On Fri, 15 Nov 2024 16:33:06 +0100
Jean-Michel Hautbois <jeanmichel.hautbois@xxxxxxxxxx> wrote:
Hi Steve,
On 15/11/2024 16:25, Steven Rostedt wrote:
On Fri, 15 Nov 2024 09:26:07 +0100
Jean-Michel Hautbois <jeanmichel.hautbois@xxxxxxxxxx> wrote:
Nevertheless it sounds like a really high latency for wake_up().
I have a custom driver which basically gets an IRQ, and calls wake_up on
a read() call. This wake_up() on a high cpu usage can be more than 1ms !
Even with a fifo/99 priority for my kernel thread !

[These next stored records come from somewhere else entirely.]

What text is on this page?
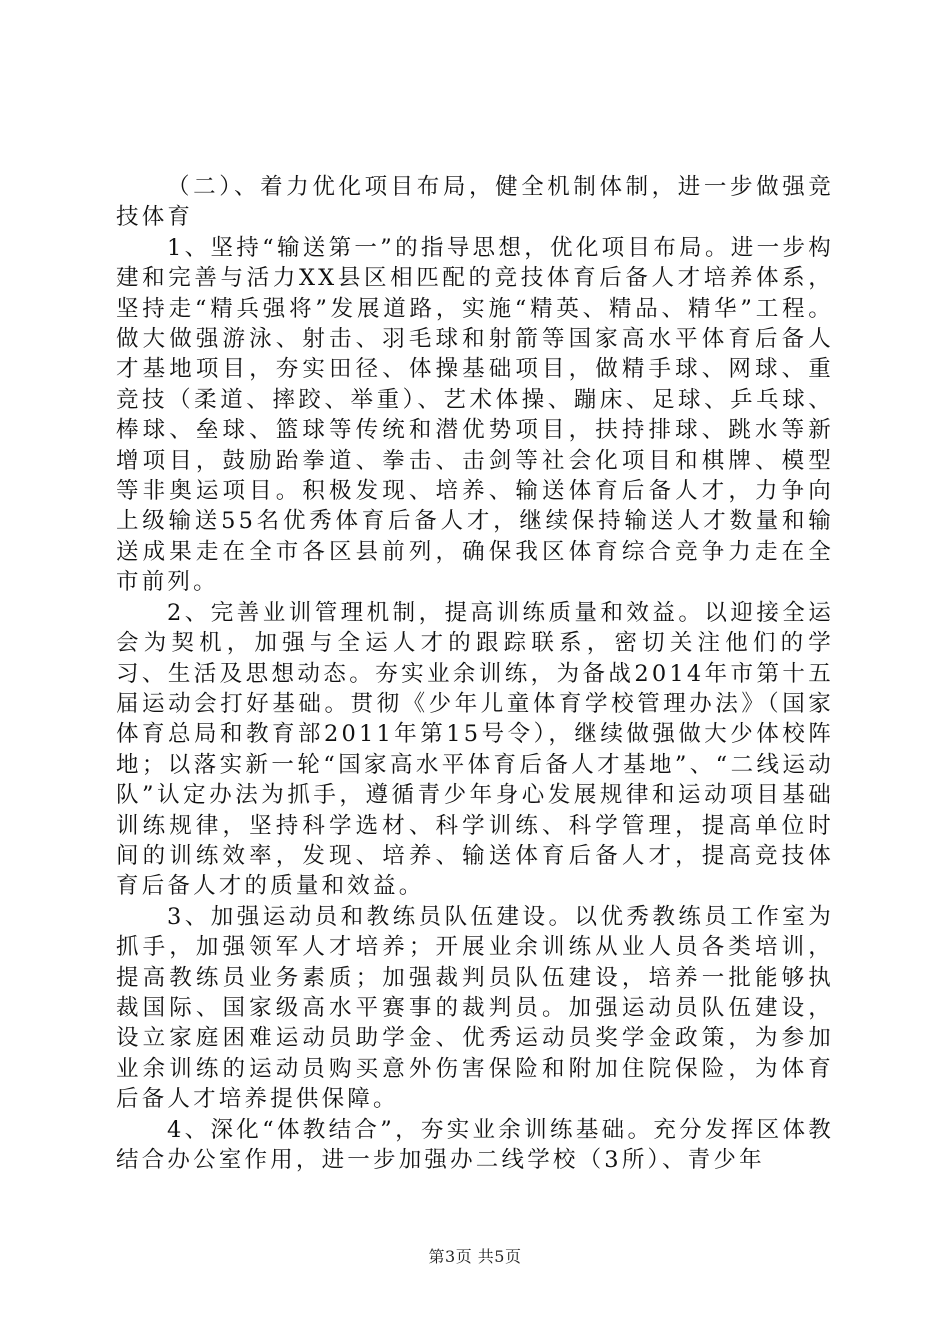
（二）、着力优化项目布局，健全机制体制，进一步做强竞技体育

1、坚持“输送第一”的指导思想，优化项目布局。进一步构建和完善与活力XX县区相匹配的竞技体育后备人才培养体系，坚持走“精兵强将”发展道路，实施“精英、精品、精华”工程。做大做强游泳、射击、羽毛球和射箭等国家高水平体育后备人才基地项目，夯实田径、体操基础项目，做精手球、网球、重竞技（柔道、摔跤、举重）、艺术体操、蹦床、足球、乒乓球、棒球、垒球、篮球等传统和潜优势项目，扶持排球、跳水等新增项目，鼓励跆拳道、拳击、击剑等社会化项目和棋牌、模型等非奥运项目。积极发现、培养、输送体育后备人才，力争向上级输送55名优秀体育后备人才，继续保持输送人才数量和输送成果走在全市各区县前列，确保我区体育综合竞争力走在全市前列。

2、完善业训管理机制，提高训练质量和效益。以迎接全运会为契机，加强与全运人才的跟踪联系，密切关注他们的学习、生活及思想动态。夯实业余训练，为备战2014年市第十五届运动会打好基础。贯彻《少年儿童体育学校管理办法》（国家体育总局和教育部2011年第15号令），继续做强做大少体校阵地；以落实新一轮“国家高水平体育后备人才基地”、“二线运动队”认定办法为抓手，遵循青少年身心发展规律和运动项目基础训练规律，坚持科学选材、科学训练、科学管理，提高单位时间的训练效率，发现、培养、输送体育后备人才，提高竞技体育后备人才的质量和效益。

3、加强运动员和教练员队伍建设。以优秀教练员工作室为抓手，加强领军人才培养；开展业余训练从业人员各类培训，提高教练员业务素质；加强裁判员队伍建设，培养一批能够执裁国际、国家级高水平赛事的裁判员。加强运动员队伍建设，设立家庭困难运动员助学金、优秀运动员奖学金政策，为参加业余训练的运动员购买意外伤害保险和附加住院保险，为体育后备人才培养提供保障。

4、深化“体教结合”，夯实业余训练基础。充分发挥区体教结合办公室作用，进一步加强办二线学校（3所）、青少年

第3页 共5页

I don't know if it rings any bell ?
I can obviously do more tests if it can help getting down to the issue :-).
Try running timerlat.
Thanks !
Here is what I get:
# echo timerlat > current_tracer
# echo 1 > events/osnoise/enable
# echo 25 > osnoise/stop_tracing_total_us
# tail -10 trace
bash-224 [000] d.h.. 153.268917: #77645 context irq timer_latency 45056 ns
bash-224 [000] dnh.. 153.268987: irq_noise: timer:206 start 153.268879083 duration 93957 ns
bash-224 [000] d.... 153.269056: thread_noise: bash:224 start 153.268905324 duration 71045 ns
timerlat/0-271 [000] ..... 153.269103: #77645 context thread timer_latency 230656 ns
bash-224 [000] d.h.. 153.269735: irq_noise: timer:206 start 153.269613847 duration 103558 ns
bash-224 [000] d.h.. 153.269911: #77646 context irq timer_latency 40640 ns
bash-224 [000] dnh.. 153.269982: irq_noise: timer:206 start 153.269875367 duration 93190 ns
bash-224 [000] d.... 153.270053: thread_noise: bash:224 start 153.269900969 duration 72709 ns
timerlat/0-271 [000] ..... 153.270100: #77646 context thread timer_latency 227008 ns
timerlat/0-271 [000] ..... 153.270155: timerlat_main: stop tracing hit on cpu 0
It looks awful, right ?
awful is relative ;-) If that was on x86, I would say it was bad.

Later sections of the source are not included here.